05-04-2012, 02:03 PM
Approaching Throughput-Optimality in Distributed CSMA Scheduling Algorithms with Collisions
Abstract:
It was shown recently that carrier sense multiple access (CSMA)-like distributed algorithms can achieve the maximal throughput in wireless networks (and task processing networks) under certain assumptions. One important but idealized assumption is that the sensing time is negligible, so that there is no collision.
In this paper, we study more practical CSMA-based scheduling algorithms with collisions. First, we provide a Markov chain model and give an explicit throughput formula that takes into account the cost of collisions and overhead. The formula has a simple form since the Markov chain is “almost” time-reversible. Second, we propose transmission-length control algorithms to approach throughput-optimality in this case. Sufficient conditions are given to ensure the convergence and stability of the proposed algorithms.

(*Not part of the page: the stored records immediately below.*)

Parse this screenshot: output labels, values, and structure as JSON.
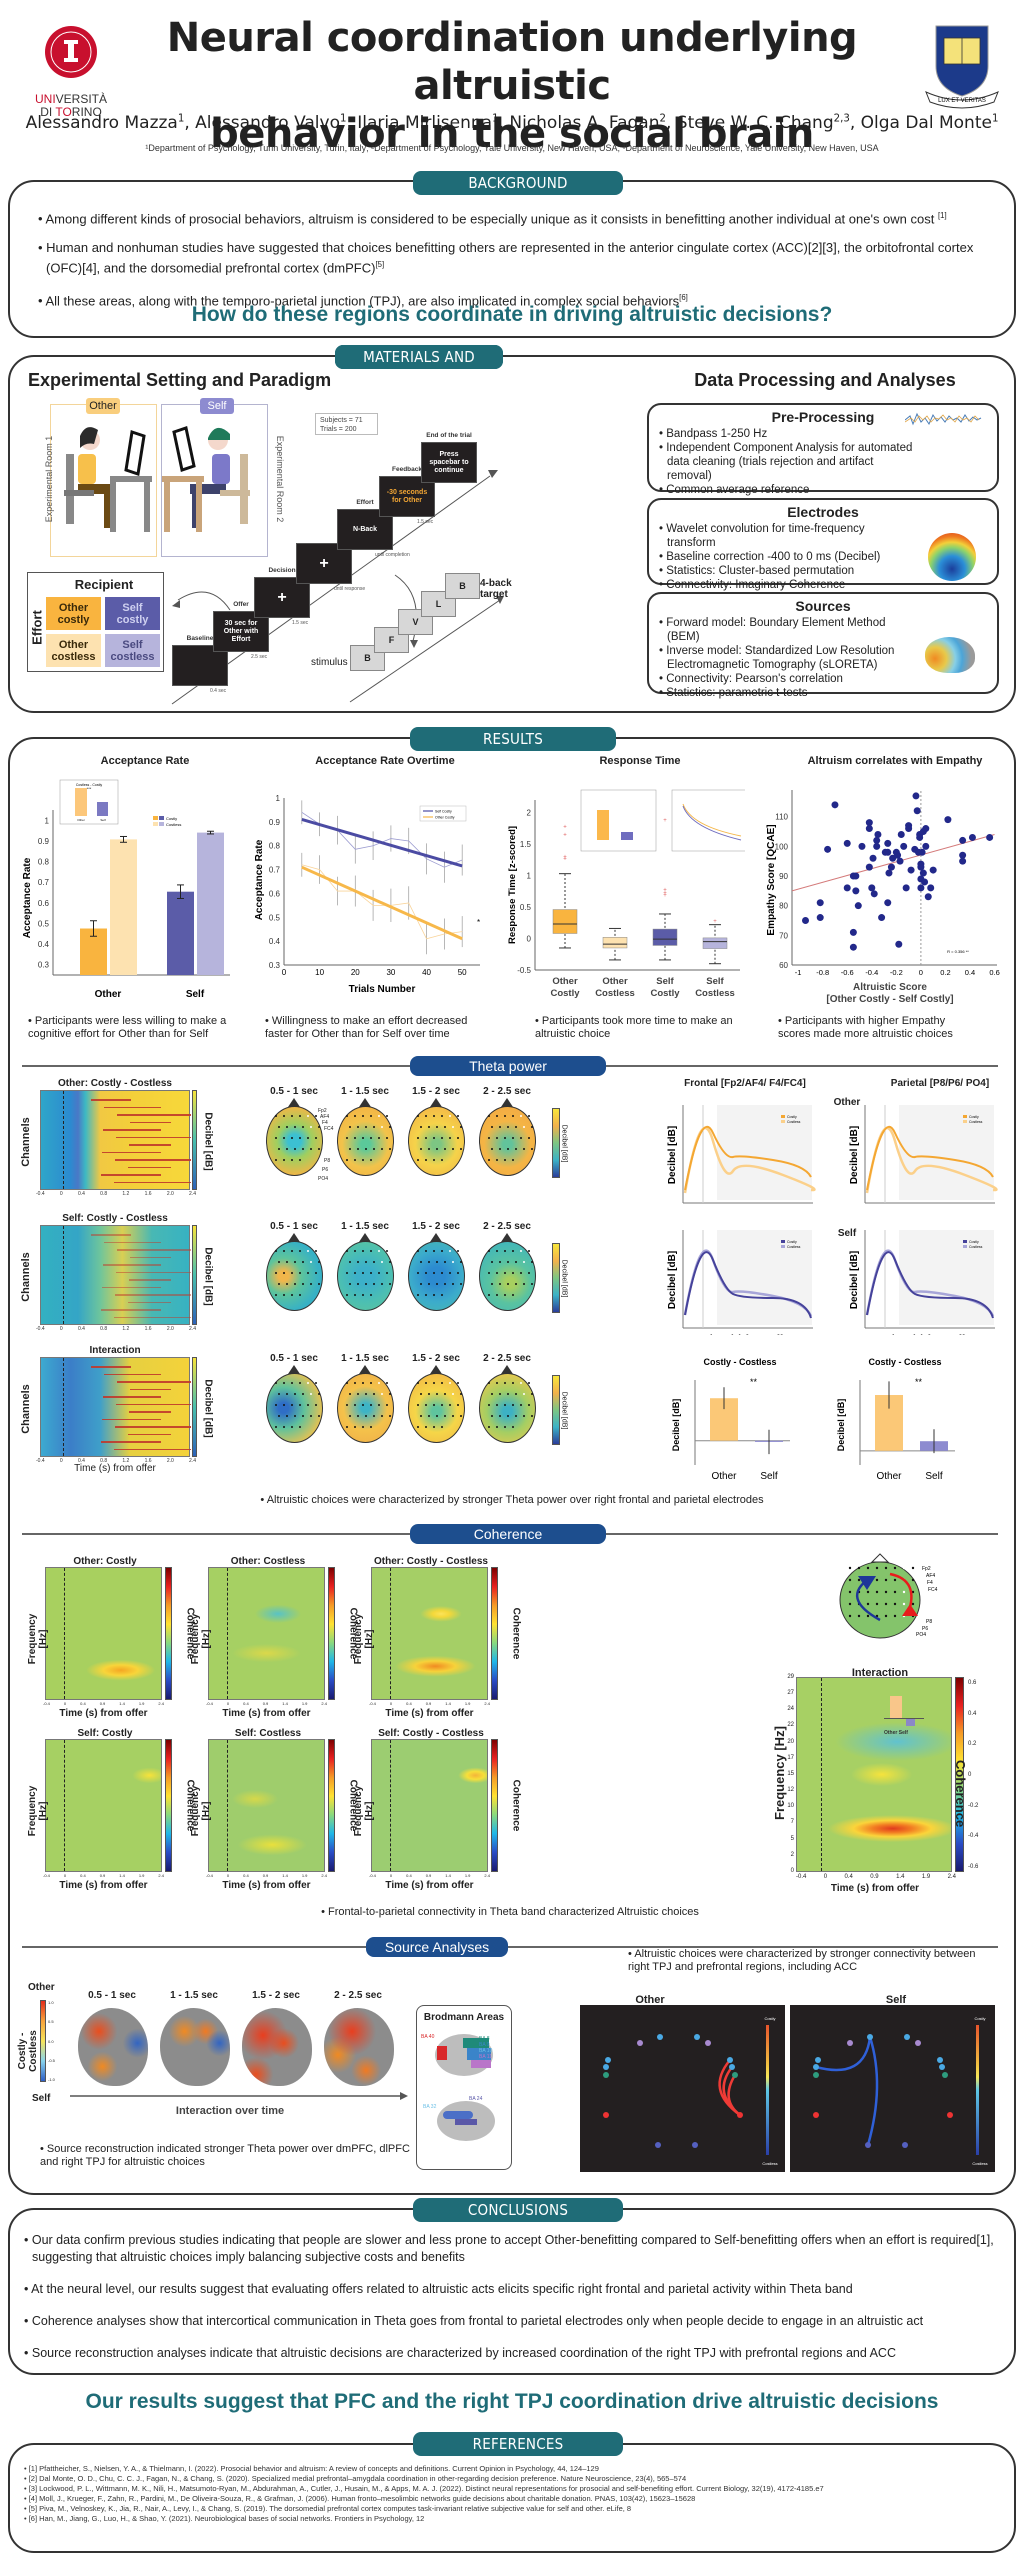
{
  "header": {
    "title_line1": "Neural coordination underlying altruistic",
    "title_line2": "behavior in the social brain",
    "authors": [
      {
        "name": "Alessandro Mazza",
        "aff": "1"
      },
      {
        "name": "Alessandro Valvo",
        "aff": "1"
      },
      {
        "name": "Ilaria Mirlisenna",
        "aff": "1"
      },
      {
        "name": "Nicholas A. Fagan",
        "aff": "2"
      },
      {
        "name": "Steve W. C. Chang",
        "aff": "2,3"
      },
      {
        "name": "Olga Dal Monte",
        "aff": "1"
      }
    ],
    "affiliations": "¹Department of Psychology, Turin University, Turin, Italy; ²Department of Psychology, Yale University, New Haven, USA; ³Department of Neuroscience, Yale University, New Haven, USA",
    "logo_left": {
      "line1a": "UNI",
      "line1b": "VERSITÀ",
      "line2a": "DI ",
      "line2b": "TO",
      "line2c": "RINO"
    },
    "logo_right": {
      "motto": "LUX ET VERITAS",
      "book": "אורים ותמים"
    }
  },
  "background": {
    "heading": "BACKGROUND",
    "bullets": [
      {
        "text": "Among different kinds of prosocial behaviors, altruism is considered to be especially unique as it consists in benefitting another individual at one's own cost ",
        "ref": "[1]"
      },
      {
        "text": "Human and nonhuman studies have suggested that choices benefitting others are represented in the anterior cingulate cortex (ACC)[2][3], the orbitofrontal cortex (OFC)[4], and the dorsomedial prefrontal cortex (dmPFC)",
        "ref": "[5]"
      },
      {
        "text": "All these areas, along with the temporo-parietal junction (TPJ), are also implicated in complex social behaviors",
        "ref": "[6]"
      }
    ],
    "question": "How do these regions coordinate in driving altruistic decisions?"
  },
  "methods": {
    "heading": "MATERIALS AND METHODS",
    "left_title": "Experimental Setting and Paradigm",
    "room1": "Experimental Room 1",
    "room2": "Experimental Room 2",
    "other_tag": "Other",
    "self_tag": "Self",
    "stats": [
      "Subjects = 71",
      "Trials = 200"
    ],
    "matrix": {
      "col_header": "Recipient",
      "row_header": "Effort",
      "cells": [
        "Other costly",
        "Self costly",
        "Other costless",
        "Self costless"
      ],
      "colors": [
        "#f9b43f",
        "#5b5ca8",
        "#fde2b0",
        "#b6b4dc"
      ]
    },
    "trial": [
      {
        "label": "Baseline",
        "screen": "",
        "time": "0.4 sec"
      },
      {
        "label": "Offer",
        "screen": "30 sec for Other with Effort",
        "time": "2.5 sec"
      },
      {
        "label": "Decision",
        "screen": "+",
        "time": "1.5 sec"
      },
      {
        "label": "",
        "screen": "+",
        "time": "until response"
      },
      {
        "label": "Effort",
        "screen": "N-Back",
        "time": "until completion"
      },
      {
        "label": "Feedback",
        "screen": "-30 seconds for Other",
        "time": "1.5 sec"
      },
      {
        "label": "End of the trial",
        "screen": "Press spacebar to continue",
        "time": ""
      }
    ],
    "nback": {
      "letters": [
        "B",
        "F",
        "V",
        "L",
        "B"
      ],
      "stimulus": "stimulus",
      "target": "4-back target"
    },
    "right_title": "Data Processing and Analyses",
    "boxes": [
      {
        "title": "Pre-Processing",
        "items": [
          "Bandpass 1-250 Hz",
          "Independent Component Analysis for automated data cleaning (trials rejection and artifact removal)",
          "Common average reference"
        ]
      },
      {
        "title": "Electrodes",
        "items": [
          "Wavelet convolution for time-frequency transform",
          "Baseline correction -400 to 0 ms (Decibel)",
          "Statistics: Cluster-based permutation",
          "Connectivity: Imaginary Coherence"
        ]
      },
      {
        "title": "Sources",
        "items": [
          "Forward model: Boundary Element Method (BEM)",
          "Inverse model: Standardized Low Resolution Electromagnetic Tomography (sLORETA)",
          "Connectivity: Pearson's correlation",
          "Statistics: parametric t-tests"
        ]
      }
    ]
  },
  "results": {
    "heading": "RESULTS",
    "captions": [
      "Participants were less willing to make a cognitive effort for Other than for Self",
      "Willingness to make an effort decreased faster for Other than for Self over time",
      "Participants took more time to make an altruistic choice",
      "Participants with higher Empathy scores made more altruistic choices"
    ],
    "theta": {
      "heading": "Theta power",
      "rows": [
        "Other: Costly - Costless",
        "Self: Costly - Costless",
        "Interaction"
      ],
      "windows": [
        "0.5 - 1 sec",
        "1 - 1.5 sec",
        "1.5 - 2 sec",
        "2 - 2.5 sec"
      ],
      "channels_label": "Channels",
      "decibel_label": "Decibel [dB]",
      "time_label": "Time (s) from offer",
      "x_ticks": [
        "-0.4",
        "0",
        "0.4",
        "0.8",
        "1.2",
        "1.6",
        "2.0",
        "2.4"
      ],
      "electrodes": [
        "Fp2",
        "AF4",
        "F4",
        "FC4",
        "P8",
        "P6",
        "PO4"
      ],
      "frontal_title": "Frontal [Fp2/AF4/ F4/FC4]",
      "parietal_title": "Parietal [P8/P6/ PO4]",
      "other_label": "Other",
      "self_label": "Self",
      "caption": "Altruistic choices were characterized by stronger Theta power over right frontal and parietal electrodes"
    },
    "coherence": {
      "heading": "Coherence",
      "panels": [
        "Other: Costly",
        "Other: Costless",
        "Other: Costly - Costless",
        "Self: Costly",
        "Self: Costless",
        "Self: Costly - Costless"
      ],
      "interaction_title": "Interaction",
      "freq_label": "Frequency [Hz]",
      "coh_label": "Coherence",
      "time_label": "Time (s) from offer",
      "x_ticks": [
        "-0.4",
        "0",
        "0.4",
        "0.9",
        "1.4",
        "1.9",
        "2.4"
      ],
      "y_ticks": [
        "0",
        "2",
        "5",
        "7",
        "10",
        "12",
        "15",
        "17",
        "20",
        "22",
        "24",
        "27",
        "29"
      ],
      "cbar_ticks": [
        "0.6",
        "0.4",
        "0.2",
        "0",
        "-0.2",
        "-0.4",
        "-0.6"
      ],
      "inset_labels": [
        "Other",
        "Self"
      ],
      "caption": "Frontal-to-parietal connectivity in Theta band characterized Altruistic choices"
    },
    "sources": {
      "heading": "Source Analyses",
      "windows": [
        "0.5 - 1 sec",
        "1 - 1.5 sec",
        "1.5 - 2 sec",
        "2 - 2.5 sec"
      ],
      "axis_top": "Other",
      "axis_bottom": "Self",
      "axis_label": "Costly - Costless",
      "cbar_ticks": [
        "1.0",
        "0.5",
        "0.0",
        "-0.5",
        "-1.0"
      ],
      "over_time": "Interaction over time",
      "brodmann_title": "Brodmann Areas",
      "brodmann_lateral": [
        "BA 40",
        "BA 8",
        "BA 9",
        "BA 10",
        "BA 11"
      ],
      "brodmann_medial": [
        "BA 24",
        "BA 32"
      ],
      "caption_left": "Source reconstruction indicated stronger Theta power over dmPFC, dlPFC and right TPJ for altruistic choices",
      "caption_right": "Altruistic choices were characterized by stronger connectivity between right TPJ and prefrontal regions, including ACC",
      "conn_titles": [
        "Other",
        "Self"
      ],
      "conn_cbar": [
        "Costly",
        "Costless"
      ]
    }
  },
  "conclusions": {
    "heading": "CONCLUSIONS",
    "bullets": [
      "Our data confirm previous studies indicating that people are slower and less prone to accept Other-benefitting compared to Self-benefitting offers when an effort is required[1], suggesting that altruistic choices imply balancing subjective costs and benefits",
      "At the neural level, our results suggest that evaluating offers related to altruistic acts elicits specific right frontal and parietal activity within Theta band",
      "Coherence analyses show that intercortical communication in Theta goes from frontal to parietal electrodes only when people decide to engage in an altruistic act",
      "Source reconstruction analyses indicate that altruistic decisions are characterized by increased coordination of the right TPJ with prefrontal regions and ACC"
    ],
    "takeaway": "Our results suggest that PFC and the right TPJ coordination drive altruistic decisions"
  },
  "references": {
    "heading": "REFERENCES",
    "items": [
      "[1] Pfattheicher, S., Nielsen, Y. A., & Thielmann, I. (2022). Prosocial behavior and altruism: A review of concepts and definitions. Current Opinion in Psychology, 44, 124–129",
      "[2] Dal Monte, O. D., Chu, C. C. J., Fagan, N., & Chang, S. (2020). Specialized medial prefrontal–amygdala coordination in other-regarding decision preference. Nature Neuroscience, 23(4), 565–574",
      "[3] Lockwood, P. L., Wittmann, M. K., Nili, H., Matsumoto-Ryan, M., Abdurahman, A., Cutler, J., Husain, M., & Apps, M. A. J. (2022). Distinct neural representations for prosocial and self-benefiting effort. Current Biology, 32(19), 4172-4185.e7",
      "[4] Moll, J., Krueger, F., Zahn, R., Pardini, M., De Oliveira-Souza, R., & Grafman, J. (2006). Human fronto–mesolimbic networks guide decisions about charitable donation. PNAS, 103(42), 15623–15628",
      "[5] Piva, M., Velnoskey, K., Jia, R., Nair, A., Levy, I., & Chang, S. (2019). The dorsomedial prefrontal cortex computes task-invariant relative subjective value for self and other. eLife, 8",
      "[6] Han, M., Jiang, G., Luo, H., & Shao, Y. (2021). Neurobiological bases of social networks. Frontiers in Psychology, 12"
    ]
  },
  "chart_data": [
    {
      "id": "acceptance_rate",
      "type": "bar",
      "title": "Acceptance Rate",
      "xlabel": "",
      "ylabel": "Acceptance Rate",
      "categories": [
        "Other",
        "Self"
      ],
      "series": [
        {
          "name": "Costly",
          "values": [
            0.49,
            0.68
          ],
          "errors": [
            0.04,
            0.035
          ],
          "colors": [
            "#f9b43f",
            "#5b5ca8"
          ]
        },
        {
          "name": "Costless",
          "values": [
            0.95,
            0.985
          ],
          "errors": [
            0.015,
            0.007
          ],
          "colors": [
            "#fde2b0",
            "#b6b4dc"
          ]
        }
      ],
      "yticks": [
        0.3,
        0.4,
        0.5,
        0.6,
        0.7,
        0.8,
        0.9,
        1
      ],
      "ylim": [
        0.25,
        1.05
      ],
      "legend": "top-right",
      "inset": {
        "title": "Costless - Costly",
        "categories": [
          "Other",
          "Self"
        ],
        "values": [
          0.46,
          0.3
        ],
        "sig": "***"
      }
    },
    {
      "id": "acceptance_overtime",
      "type": "line",
      "title": "Acceptance Rate Overtime",
      "xlabel": "Trials Number",
      "ylabel": "Acceptance Rate",
      "x": [
        5,
        10,
        15,
        20,
        25,
        30,
        35,
        40,
        45,
        50
      ],
      "series": [
        {
          "name": "Self Costly",
          "color": "#4b4ba3",
          "values": [
            0.94,
            0.89,
            0.865,
            0.785,
            0.8,
            0.83,
            0.82,
            0.745,
            0.71,
            0.74
          ],
          "errors": [
            0.05,
            0.05,
            0.06,
            0.06,
            0.06,
            0.055,
            0.055,
            0.065,
            0.065,
            0.065
          ],
          "fit": [
            0.91,
            0.715
          ]
        },
        {
          "name": "Other Costly",
          "color": "#f7b84a",
          "values": [
            0.72,
            0.7,
            0.61,
            0.61,
            0.55,
            0.55,
            0.56,
            0.41,
            0.43,
            0.44
          ],
          "errors": [
            0.05,
            0.06,
            0.06,
            0.065,
            0.065,
            0.07,
            0.07,
            0.065,
            0.065,
            0.065
          ],
          "fit": [
            0.71,
            0.41
          ]
        }
      ],
      "xlim": [
        0,
        55
      ],
      "ylim": [
        0.3,
        1
      ],
      "xticks": [
        0,
        10,
        20,
        30,
        40,
        50
      ],
      "yticks": [
        0.3,
        0.4,
        0.5,
        0.6,
        0.7,
        0.8,
        0.9,
        1
      ],
      "annotation": "*",
      "legend": "top-right"
    },
    {
      "id": "response_time",
      "type": "box",
      "title": "Response Time",
      "ylabel": "Response Time [z-scored]",
      "categories": [
        "Other Costly",
        "Other Costless",
        "Self Costly",
        "Self Costless"
      ],
      "boxes": [
        {
          "q1": 0.08,
          "median": 0.23,
          "q3": 0.46,
          "whisker_low": -0.15,
          "whisker_high": 1.03,
          "outliers": [
            1.78,
            1.65,
            1.3,
            1.27
          ],
          "color": "#f9b43f"
        },
        {
          "q1": -0.15,
          "median": -0.09,
          "q3": 0.02,
          "whisker_low": -0.34,
          "whisker_high": 0.16,
          "outliers": [],
          "color": "#fde2b0"
        },
        {
          "q1": -0.11,
          "median": -0.01,
          "q3": 0.15,
          "whisker_low": -0.34,
          "whisker_high": 0.39,
          "outliers": [
            0.78,
            0.73,
            0.69
          ],
          "color": "#5b5ca8"
        },
        {
          "q1": -0.16,
          "median": -0.05,
          "q3": 0.01,
          "whisker_low": -0.4,
          "whisker_high": 0.22,
          "outliers": [
            0.28
          ],
          "color": "#b6b4dc"
        }
      ],
      "ylim": [
        -0.5,
        2.2
      ],
      "yticks": [
        -0.5,
        0,
        0.5,
        1,
        1.5,
        2
      ]
    },
    {
      "id": "empathy_scatter",
      "type": "scatter",
      "title": "Altruism correlates with Empathy",
      "xlabel": "Altruistic Score [Other Costly - Self Costly]",
      "ylabel": "Empathy Score [QCAE]",
      "xlim": [
        -1.05,
        0.62
      ],
      "ylim": [
        60,
        119
      ],
      "xticks": [
        -1,
        -0.8,
        -0.6,
        -0.4,
        -0.2,
        0,
        0.2,
        0.4,
        0.6
      ],
      "yticks": [
        60,
        70,
        80,
        90,
        100,
        110
      ],
      "points": [
        [
          -0.94,
          75
        ],
        [
          -0.82,
          81
        ],
        [
          -0.82,
          76
        ],
        [
          -0.76,
          99
        ],
        [
          -0.7,
          114
        ],
        [
          -0.6,
          101
        ],
        [
          -0.6,
          86
        ],
        [
          -0.55,
          90
        ],
        [
          -0.53,
          90
        ],
        [
          -0.55,
          71
        ],
        [
          -0.55,
          66
        ],
        [
          -0.53,
          85
        ],
        [
          -0.51,
          80
        ],
        [
          -0.48,
          100
        ],
        [
          -0.42,
          108
        ],
        [
          -0.42,
          106
        ],
        [
          -0.42,
          93
        ],
        [
          -0.4,
          86
        ],
        [
          -0.39,
          96
        ],
        [
          -0.38,
          84
        ],
        [
          -0.36,
          102
        ],
        [
          -0.36,
          100
        ],
        [
          -0.35,
          104
        ],
        [
          -0.32,
          76
        ],
        [
          -0.29,
          98
        ],
        [
          -0.27,
          101
        ],
        [
          -0.27,
          98
        ],
        [
          -0.27,
          81
        ],
        [
          -0.26,
          91
        ],
        [
          -0.24,
          93
        ],
        [
          -0.23,
          96
        ],
        [
          -0.2,
          98
        ],
        [
          -0.19,
          97
        ],
        [
          -0.18,
          67
        ],
        [
          -0.17,
          95
        ],
        [
          -0.16,
          104
        ],
        [
          -0.14,
          100
        ],
        [
          -0.12,
          86
        ],
        [
          -0.1,
          106
        ],
        [
          -0.1,
          107
        ],
        [
          -0.08,
          92
        ],
        [
          -0.05,
          99
        ],
        [
          -0.04,
          117
        ],
        [
          -0.03,
          112
        ],
        [
          -0.02,
          98
        ],
        [
          -0.01,
          104
        ],
        [
          -0.01,
          103
        ],
        [
          0,
          94
        ],
        [
          0,
          93
        ],
        [
          0,
          89
        ],
        [
          0,
          86
        ],
        [
          0.01,
          98
        ],
        [
          0.02,
          105
        ],
        [
          0.02,
          91
        ],
        [
          0.03,
          88
        ],
        [
          0.04,
          100
        ],
        [
          0.04,
          106
        ],
        [
          0.06,
          83
        ],
        [
          0.08,
          86
        ],
        [
          0.1,
          92
        ],
        [
          0.22,
          109
        ],
        [
          0.34,
          102
        ],
        [
          0.34,
          97
        ],
        [
          0.34,
          95
        ],
        [
          0.42,
          103
        ],
        [
          0.56,
          103
        ]
      ],
      "fit": {
        "x": [
          -1.05,
          0.6
        ],
        "y": [
          85,
          104
        ]
      },
      "annotation": "R = 0.356 **"
    },
    {
      "id": "theta_bars_frontal",
      "type": "bar",
      "title": "Costly - Costless",
      "ylabel": "Decibel [dB]",
      "categories": [
        "Other",
        "Self"
      ],
      "values": [
        1.75,
        -0.05
      ],
      "errors": [
        0.45,
        0.5
      ],
      "ylim": [
        -1,
        2.5
      ],
      "yticks": [
        -1,
        -0.5,
        0,
        0.5,
        1,
        1.5,
        2,
        2.5
      ],
      "annotation": "**"
    },
    {
      "id": "theta_bars_parietal",
      "type": "bar",
      "title": "Costly - Costless",
      "ylabel": "Decibel [dB]",
      "categories": [
        "Other",
        "Self"
      ],
      "values": [
        1.97,
        0.34
      ],
      "errors": [
        0.48,
        0.42
      ],
      "ylim": [
        -0.5,
        2.5
      ],
      "yticks": [
        -0.5,
        0,
        0.5,
        1,
        1.5,
        2,
        2.5
      ],
      "annotation": "**"
    }
  ]
}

Finally, we characterize the relationship between the CSMA parameters (such as the maximum packet lengths) and the achievable capacity region.
Existing system:
In older days they used two types of algorithm.
1. MAC layer algorithm
2. LQF algorithm
MAC layer algorithm:
MAC-layer scheduling is the bottleneck of the problem.
In particular, it is not easy to achieve the maximal throughput through distributed scheduling, which in turn prevents full utilization of the wireless network. Scheduling is challenging since the conflicting relationships between different links can be complicated.
LQF algorithm:
On the other hand, a number of low-complexity but suboptimal scheduling algorithms have been proposed in the literature. By using a distributed greedy protocol similar to IEEE 802.11, shows that only a fraction of the throughput region can be achieved (after ignoring collisions). The fraction depends on the network topology and interference relationships. The algorithm is related to Maximal Scheduling, which chooses a maximal schedule among the nonempty queues in each slot.
Proposed System:
Our first contribution in this paper is to introduce a distributed adaptive carrier sense multiple access (CSMA) algorithm for a general interference model. It is inspired by CSMA, but maybe applied to more general resource sharing problems (i.e., not limited to wireless networks). We show that if packet collisions are ignored (as in some of the mentioned references), the algorithm can achieve maximal throughput. The algorithm may not be directly comparable to those throughput-optimal algorithms we have mentioned since it utilizes the carrier-sensing capability.
Advantages:
• Each node only uses its local information (e.g., its backlog). No explicit control messages are required among the nodes.
• It is based on CSMA random access, which is similar to the IEEE 802.11 protocol and is easy to implement.
• Time is not divided into synchronous slots. Thus, no synchronization of transmissions is needed.